Challenge Problems $$\frac{x^{3}-a^{2} x}{x^{2}-2 a x+a^{2}}$$

Short answer

\[\frac{x(x+a)}{x-a}\]

Step-by-step solution

Factor the Numerator

Factor out an x from the numerator to simplify the expression. This gives us: \[\frac{x(x^{2}-a^{2})}{x^{2}-2ax+a^{2}}\]

Factor the Denominator

Observe that the denominator is a perfect square trinomial.

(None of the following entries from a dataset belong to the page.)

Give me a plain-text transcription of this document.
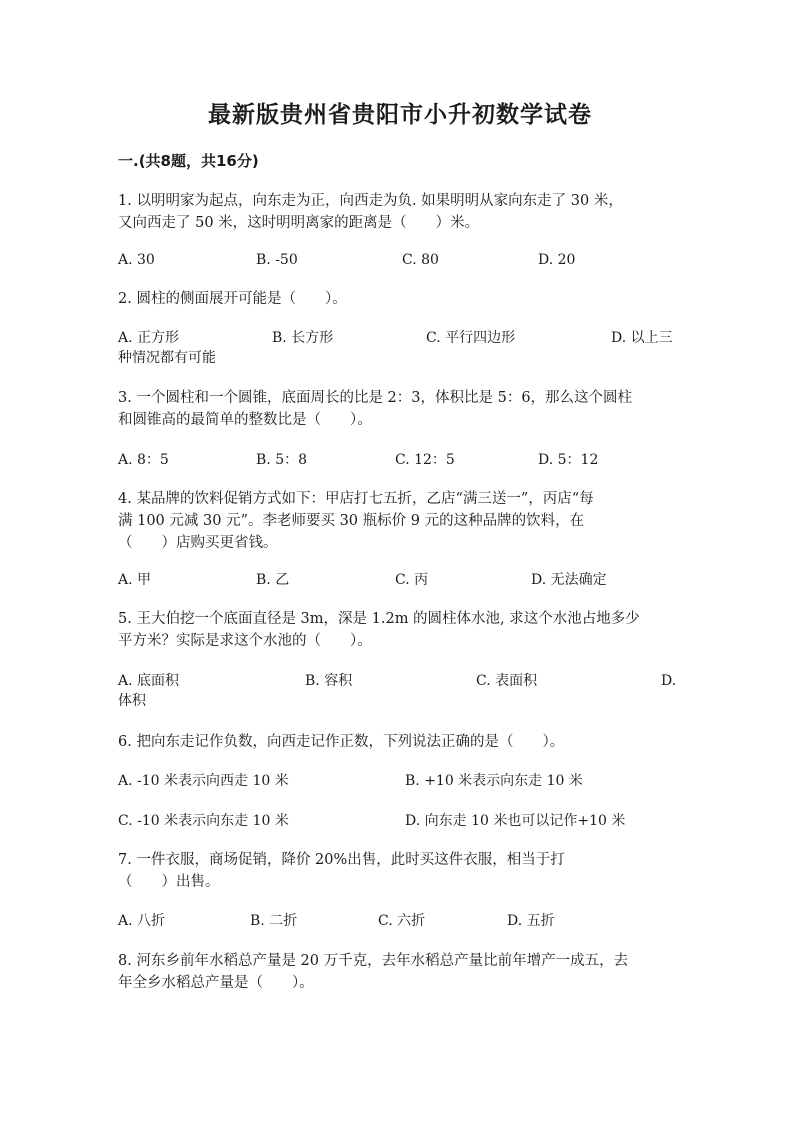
最新版贵州省贵阳市小升初数学试卷
一.(共8题，共16分)
1. 以明明家为起点，向东走为正，向西走为负. 如果明明从家向东走了 30 米，
又向西走了 50 米，这时明明离家的距离是（　　）米。
A. 30	B. -50	C. 80	D. 20
2. 圆柱的侧面展开可能是（　　）。
A. 正方形	B. 长方形	C. 平行四边形	D. 以上三
种情况都有可能
3. 一个圆柱和一个圆锥，底面周长的比是 2：3，体积比是 5：6，那么这个圆柱
和圆锥高的最简单的整数比是（　　）。
A. 8：5	B. 5：8	C. 12：5	D. 5：12
4. 某品牌的饮料促销方式如下：甲店打七五折，乙店“满三送一”，丙店“每
满 100 元减 30 元”。李老师要买 30 瓶标价 9 元的这种品牌的饮料，在
（　　）店购买更省钱。
A. 甲	B. 乙	C. 丙	D. 无法确定
5. 王大伯挖一个底面直径是 3m，深是 1.2m 的圆柱体水池, 求这个水池占地多少
平方米？实际是求这个水池的（　　）。
A. 底面积	B. 容积	C. 表面积	D.
体积
6. 把向东走记作负数，向西走记作正数，下列说法正确的是（　　）。
A. -10 米表示向西走 10 米	B. +10 米表示向东走 10 米
C. -10 米表示向东走 10 米	D. 向东走 10 米也可以记作+10 米
7. 一件衣服，商场促销，降价 20%出售，此时买这件衣服，相当于打
（　　）出售。
A. 八折	B. 二折	C. 六折	D. 五折
8. 河东乡前年水稻总产量是 20 万千克，去年水稻总产量比前年增产一成五，去
年全乡水稻总产量是（　　）。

Factor the denominator to get: \[\frac{x(x^{2}-a^{2})}{(x-a)^{2}}\]

Factor the Difference of Squares in the Numerator

Factor the difference of squares in the numerator: \[x^2 - a^2 = (x+a)(x-a)\]. So the factored form of the numerator is: \[x(x+a)(x-a)\]

Simplify the Fraction

Cancel out the common terms (x-a) in the numerator and the denominator: \[\frac{x(x+a)(x-a)}{(x-a)(x-a)} = \frac{x(x+a)}{x-a}\]

Final Simplification

Since there no longer are any common factors, the simplified form of the expression is: \[\frac{x(x+a)}{x-a}\]

Key concepts

Difference of Squares

The difference of squares is a mathematical concept that applies to algebra, particularly in factoring polynomials. It describes the subtraction between two squared numbers, which can be factored into a product of two linear binomials. The general form of a difference of squares is \( a^2 - b^2 \) and it can be factored as \( (a + b)(a - b) \).

For instance, if we have \( x^2 - a^2 \), it signifies the difference between the square of \( x \) and the square of \( a \). By using the difference of squares formula, we can factor \( x^2 - a^2 \) into \( (x + a)(x - a) \). This method is especially helpful when dealing with complex algebraic expressions such as the ones found in the challenge problem provided.

Perfect Square Trinomial

A perfect square trinomial is a special type of quadratic expression that can be written as the square of a binomial. In general, a perfect square trinomial has the form \( a^2 + 2ab + b^2 \), which is equivalent to \( (a+b)^2 \). It's made up of three terms: the squares of two terms and twice the product of the two terms.

One of the keys to recognizing a perfect square trinomial is to note the relationship between its terms. For example, the expression \( x^2 - 2ax + a^2 \) represents a perfect square trinomial since \( a^2 \) is the square of \( a \) and \( 2ax \) is twice the product of the \( x \) and \( a \). When we factor a perfect square trinomial, the result is a binomial squared. In our exercise, \( x^2 - 2ax + a^2 \) factors to \( (x-a)^2 \).

Simplifying Rational Expressions

Simplifying rational expressions involves rewriting them in the most reduced form by eliminating common factors from the numerator and the denominator. The key steps are to factor both the numerator and the denominator and then to reduce any common factors that appear in both.

For example, when simplifying the expression \( \frac{x^3 - a^2 x}{x^2 - 2ax + a^2} \), we first factor out an \( x \) from the numerator and recognize the denominator as a perfect square trinomial \( (x-a)^2 \). After factoring, we look for common terms in the numerator and the denominator that can be canceled out. By canceling out the common \( x-a \) terms, we are simplifying the rational expression to its lowest terms, resulting in the final simplified expression \( \frac{x(x+a)}{x-a} \).